Archibald Murphey promoted the idea of The Literary Fund during the 1820s, when North Carolina had earned a reputation (rightfully or wrongfully) as the Rip Van Winkle State. The state lagged behind others in internal improvements and participated minimally in the ever-growing Market Revolution. It seemed to be asleep. Murphey worked to awaken the state.
In 1825, a bill was passed that established The Literary Fund, and the effort became North Carolina’s first attempt to establish public schools. The program received funds from stock dividends, a retail liquor tax, and the sale of swampland. Historian Milton Ready regretfully points out that The Literary Fund received what was leftover after the state had used stock profits for internal improvements. Education was a secondary concern.
The Fund’s purpose was to help communities build common schools by distributing its monies across the state, county by county, according to the free population. It was managed by the governor, the chief justice, both speakers of the both legislative houses, and the state treasurer.

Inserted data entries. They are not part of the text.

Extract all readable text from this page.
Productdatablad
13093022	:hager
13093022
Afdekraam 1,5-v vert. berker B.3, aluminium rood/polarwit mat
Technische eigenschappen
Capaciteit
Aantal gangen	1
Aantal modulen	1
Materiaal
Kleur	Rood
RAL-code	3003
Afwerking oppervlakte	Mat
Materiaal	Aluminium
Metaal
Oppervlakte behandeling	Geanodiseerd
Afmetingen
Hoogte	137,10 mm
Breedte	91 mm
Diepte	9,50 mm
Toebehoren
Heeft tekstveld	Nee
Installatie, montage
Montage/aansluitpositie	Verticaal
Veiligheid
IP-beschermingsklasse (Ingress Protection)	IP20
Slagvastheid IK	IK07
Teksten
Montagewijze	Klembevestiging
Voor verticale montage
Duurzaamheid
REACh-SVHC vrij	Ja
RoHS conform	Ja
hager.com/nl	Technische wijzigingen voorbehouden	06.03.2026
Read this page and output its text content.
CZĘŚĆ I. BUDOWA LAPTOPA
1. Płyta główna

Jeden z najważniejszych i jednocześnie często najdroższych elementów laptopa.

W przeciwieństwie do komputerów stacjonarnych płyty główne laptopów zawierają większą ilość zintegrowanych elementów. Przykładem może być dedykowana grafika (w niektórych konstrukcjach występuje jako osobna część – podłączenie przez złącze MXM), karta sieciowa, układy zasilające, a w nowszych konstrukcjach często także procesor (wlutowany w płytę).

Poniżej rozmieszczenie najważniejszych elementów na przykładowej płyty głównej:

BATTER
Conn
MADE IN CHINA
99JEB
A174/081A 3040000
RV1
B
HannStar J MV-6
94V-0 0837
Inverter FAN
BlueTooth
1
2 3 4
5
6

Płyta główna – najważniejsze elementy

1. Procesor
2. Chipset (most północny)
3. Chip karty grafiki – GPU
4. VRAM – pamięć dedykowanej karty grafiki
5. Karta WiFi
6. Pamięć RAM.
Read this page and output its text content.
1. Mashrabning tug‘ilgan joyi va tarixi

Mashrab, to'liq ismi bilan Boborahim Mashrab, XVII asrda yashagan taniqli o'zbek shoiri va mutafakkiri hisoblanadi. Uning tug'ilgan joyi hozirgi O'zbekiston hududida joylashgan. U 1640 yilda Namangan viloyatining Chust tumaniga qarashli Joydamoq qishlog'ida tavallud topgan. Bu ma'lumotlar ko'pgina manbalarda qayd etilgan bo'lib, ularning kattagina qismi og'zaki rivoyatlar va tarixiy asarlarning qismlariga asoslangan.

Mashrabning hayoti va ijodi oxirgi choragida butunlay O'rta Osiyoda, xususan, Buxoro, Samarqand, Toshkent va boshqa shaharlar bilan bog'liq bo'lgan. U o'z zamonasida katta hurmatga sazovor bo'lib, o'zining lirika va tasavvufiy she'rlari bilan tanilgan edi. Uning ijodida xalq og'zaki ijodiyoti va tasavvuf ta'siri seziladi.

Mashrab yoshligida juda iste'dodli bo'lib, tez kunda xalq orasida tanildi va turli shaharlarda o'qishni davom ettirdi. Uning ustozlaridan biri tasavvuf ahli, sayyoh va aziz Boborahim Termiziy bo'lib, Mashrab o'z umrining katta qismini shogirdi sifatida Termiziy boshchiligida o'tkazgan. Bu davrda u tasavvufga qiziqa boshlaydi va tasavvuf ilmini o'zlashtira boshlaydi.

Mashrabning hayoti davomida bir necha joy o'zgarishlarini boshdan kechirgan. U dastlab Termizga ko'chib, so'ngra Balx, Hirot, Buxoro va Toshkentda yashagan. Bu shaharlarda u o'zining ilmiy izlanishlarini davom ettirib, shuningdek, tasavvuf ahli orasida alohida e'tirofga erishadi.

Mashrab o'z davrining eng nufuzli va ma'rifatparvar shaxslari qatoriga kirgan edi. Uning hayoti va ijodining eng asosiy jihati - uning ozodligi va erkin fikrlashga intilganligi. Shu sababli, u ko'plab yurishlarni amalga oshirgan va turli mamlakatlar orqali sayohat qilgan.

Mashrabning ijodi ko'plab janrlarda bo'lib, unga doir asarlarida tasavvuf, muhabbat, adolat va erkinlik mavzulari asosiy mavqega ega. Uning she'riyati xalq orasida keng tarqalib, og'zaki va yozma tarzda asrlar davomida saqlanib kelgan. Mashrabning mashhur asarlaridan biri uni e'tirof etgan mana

The Literary Fund never accomplished its mission. Efforts to increase its revenue were rejected time after time. That may be in part because The Literary Fund was used for purposes other than education. A decade after its beginning, the program had accumulated $243,000 and spent $239,000. Only approximately 20 percent was spent for public schooling. The government frequently dipped into the fund to pay for legislators’ salaries as the state waited for taxes to be received.
Another problem was corruption. John Haywood, the state treasurer, for instance misappropriated $28,000.
The Literary Fund lasted until the Civil War. It ran completely out of funds; the state had invested heavily in Confederate bonds.
William S. Powell, North Carolina Through Four Centuries (Chapel Hill, 1989) and Milton Ready, The Tar Heel State: A History of North Carolina (Columbia, 2006).